Kevin is the VP of Engineering at Abnormal Security, overseeing all aspects of growth and execution. In this class, Kevin describes the requirements for building a well-rounded and highly functional engineering team from both a technical and cultural perspective. Kevin spent time at eBay and Quantcast prior to becoming an early-stage engineer leader at TellApart, then a Director of Engineering at Twitter.
I think there's two different dimensions.
Kevin W: I really think about, for this one, the first is what is technical skillset and a competency that this candidate or engineers bringing to the company. And the second one is just culturally who they are and what they're going to [00:05:00] do right on the team as well. I think on the first one, technically early on in the company, I think the most critical thing to do is find people who are very versatile.
You're looking for a generalist here who are able to, do a wide variety of different types of problems and probably more importantly. Willing to and want to do that. And there's no task too small or too large for them along the way. And the reason why maybe obvious that you have to do this because early on, you're not quite sure yet what you will need to build and what types of pivots or turns you're going to be taken on as you talk to more customers and really discover the market more, Working with your early design partners are giving you a lot of critical feedback about. What's delighting them what they're okay with and what they don't like and what you've actually built. And until you have a lot more of that confidence, That just comes from, more repetition, more customers, more design partners.
you have to really think about building in that versatility, into your early team. So I think that's one that's just really important from a technical perspective of what someone can. The second one. I think that's really important. Just culturally, who are the [00:06:00] right type of people you need to bring in.
Kevin W: And I think, every startup is a roller coaster. There's a lot of ups and downs. And I think probably more so early on when, you just don't have a lot of sample size yet. If the idea and the market you're going into is a credible one, that's viable right. In the enterprise space, in the longterm.

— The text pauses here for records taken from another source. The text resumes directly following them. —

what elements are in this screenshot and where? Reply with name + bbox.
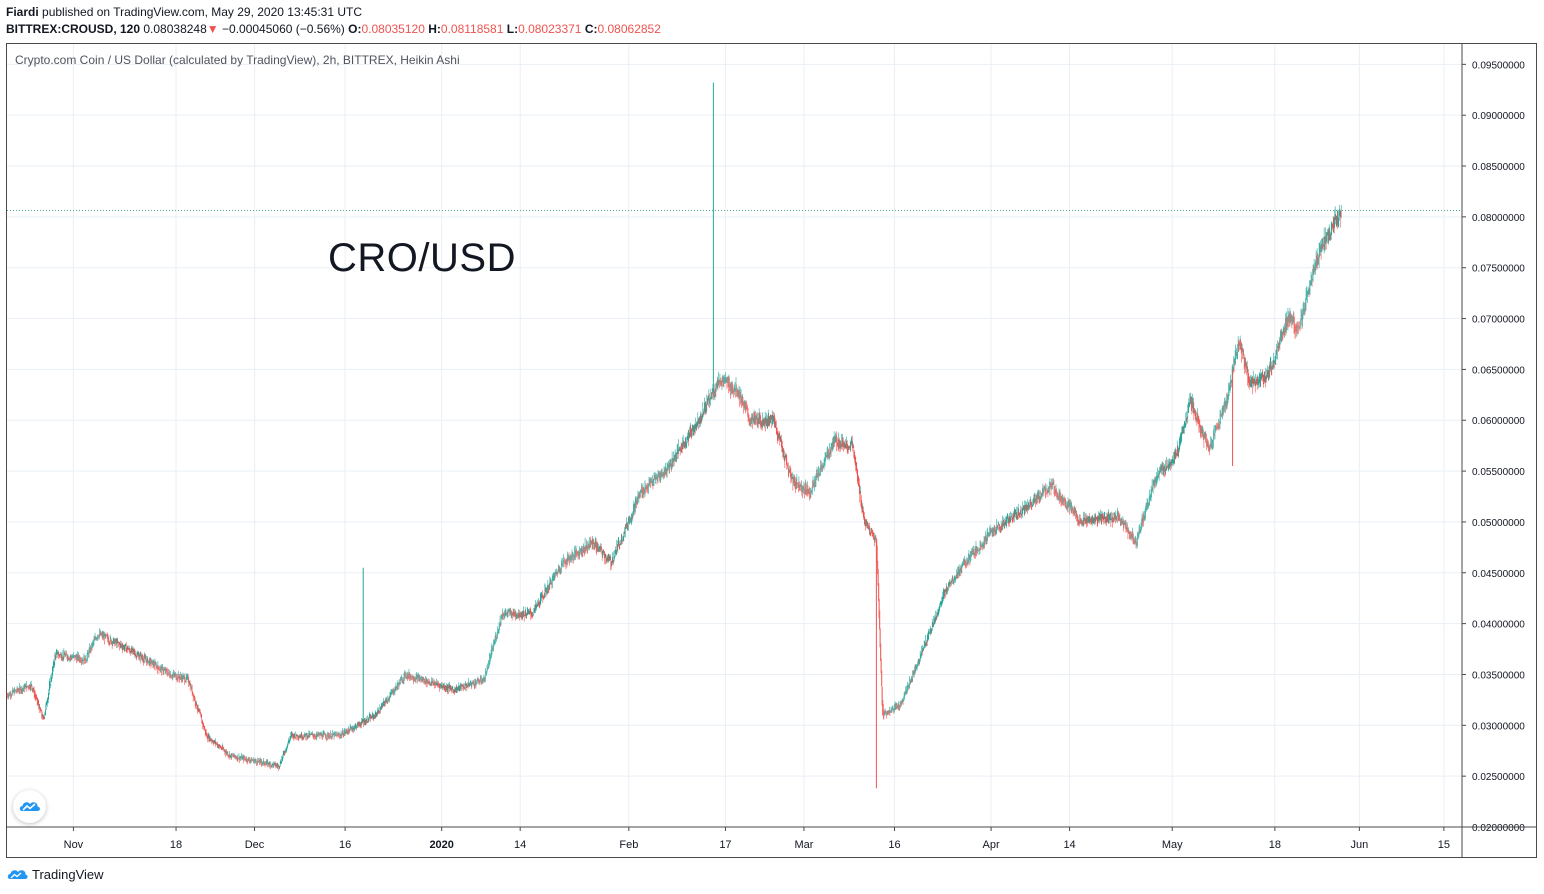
open-value: 0.08035120 xyxy=(361,22,425,36)
time-tick-label: 15 xyxy=(1438,839,1450,851)
time-tick-label: 18 xyxy=(170,839,182,851)
time-tick-label: May xyxy=(1162,839,1183,851)
price-tick-label: 0.07000000 xyxy=(1472,315,1525,326)
symbol-label: BITTREX:CROUSD, 120 xyxy=(6,22,141,36)
price-tick-label: 0.03000000 xyxy=(1472,721,1525,732)
time-tick-label: Apr xyxy=(983,839,1000,851)
time-tick-label: 16 xyxy=(339,839,351,851)
price-tick-label: 0.06500000 xyxy=(1472,365,1525,376)
brand-name[interactable]: TradingView xyxy=(32,866,104,882)
price-axis: 0.02000000 0.02500000 0.03000000 0.03500000… xyxy=(1461,44,1525,857)
author-name[interactable]: Fiardi xyxy=(6,5,39,19)
price-tick-label: 0.09500000 xyxy=(1472,60,1525,71)
chart-title: Crypto.com Coin / US Dollar (calculated … xyxy=(15,53,460,67)
price-tick-label: 0.02500000 xyxy=(1472,772,1525,783)
price-tick-label: 0.05500000 xyxy=(1472,467,1525,478)
close-label: C: xyxy=(584,22,598,36)
low-label: L: xyxy=(506,22,519,36)
price-tick-label: 0.07500000 xyxy=(1472,264,1525,275)
time-tick-label: 14 xyxy=(514,839,526,851)
price-tick-label: 0.04500000 xyxy=(1472,569,1525,580)
price-tick-label: 0.08500000 xyxy=(1472,162,1525,173)
ohlc-line: BITTREX:CROUSD, 120 0.08038248▼ −0.00045… xyxy=(6,21,661,38)
time-tick-label: 18 xyxy=(1269,839,1281,851)
down-arrow-icon: ▼ xyxy=(206,22,219,36)
notable-wicks-layer xyxy=(362,82,1234,789)
close-value: 0.08062852 xyxy=(597,22,661,36)
tradingview-cloud-icon xyxy=(7,870,28,879)
low-value: 0.08023371 xyxy=(518,22,582,36)
footer-brand: TradingView xyxy=(6,866,104,882)
time-tick-label: Mar xyxy=(794,839,813,851)
time-tick-label: Nov xyxy=(64,839,84,851)
time-tick-label: 2020 xyxy=(429,839,453,851)
price-change: −0.00045060 (−0.56%) xyxy=(222,22,345,36)
candles-layer xyxy=(6,204,1342,771)
last-price: 0.08038248 xyxy=(143,22,207,36)
price-tick-label: 0.08000000 xyxy=(1472,213,1525,224)
time-tick-label: Feb xyxy=(619,839,638,851)
price-tick-label: 0.06000000 xyxy=(1472,416,1525,427)
pair-label: CRO/USD xyxy=(328,236,516,280)
price-tick-label: 0.04000000 xyxy=(1472,620,1525,631)
publish-info: published on TradingView.com, May 29, 20… xyxy=(42,5,362,19)
open-label: O: xyxy=(348,22,362,36)
price-tick-label: 0.03500000 xyxy=(1472,670,1525,681)
chart-frame xyxy=(6,43,1537,858)
tradingview-logo-button[interactable] xyxy=(13,790,46,823)
time-axis: Nov 18 Dec 16 2020 14 Feb 17 Mar 16 Apr 14 May 18 Jun 1… xyxy=(7,826,1536,851)
high-value: 0.08118581 xyxy=(440,22,504,36)
chart-grid xyxy=(7,44,1462,828)
price-tick-label: 0.02000000 xyxy=(1472,823,1525,834)
tradingview-cloud-icon xyxy=(19,802,40,811)
price-tick-label: 0.05000000 xyxy=(1472,518,1525,529)
price-tick-label: 0.09000000 xyxy=(1472,111,1525,122)
publish-line: Fiardi published on TradingView.com, May… xyxy=(6,4,661,21)
high-label: H: xyxy=(428,22,441,36)
time-tick-label: 14 xyxy=(1063,839,1075,851)
chart-header: Fiardi published on TradingView.com, May… xyxy=(6,4,661,38)
time-tick-label: Jun xyxy=(1350,839,1368,851)
time-tick-label: 16 xyxy=(888,839,900,851)
time-tick-label: Dec xyxy=(245,839,265,851)
time-tick-label: 17 xyxy=(719,839,731,851)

So I've always found that you have to find that people. ultimate trust and conviction in there. They are a believer. They are here to be ultimate owners and do whatever it takes to help this company survive. And it goes back to, I said earlier, no task too big or too small in,to do there's no one else to delegate any work to when you're starting out a startup, you just have to look in the mirror and do it yourself.
And I think you have to find people who are completely okay and thrive in that high ownership, environments, because that's what it takes right early on to, to really build and bootstrapping.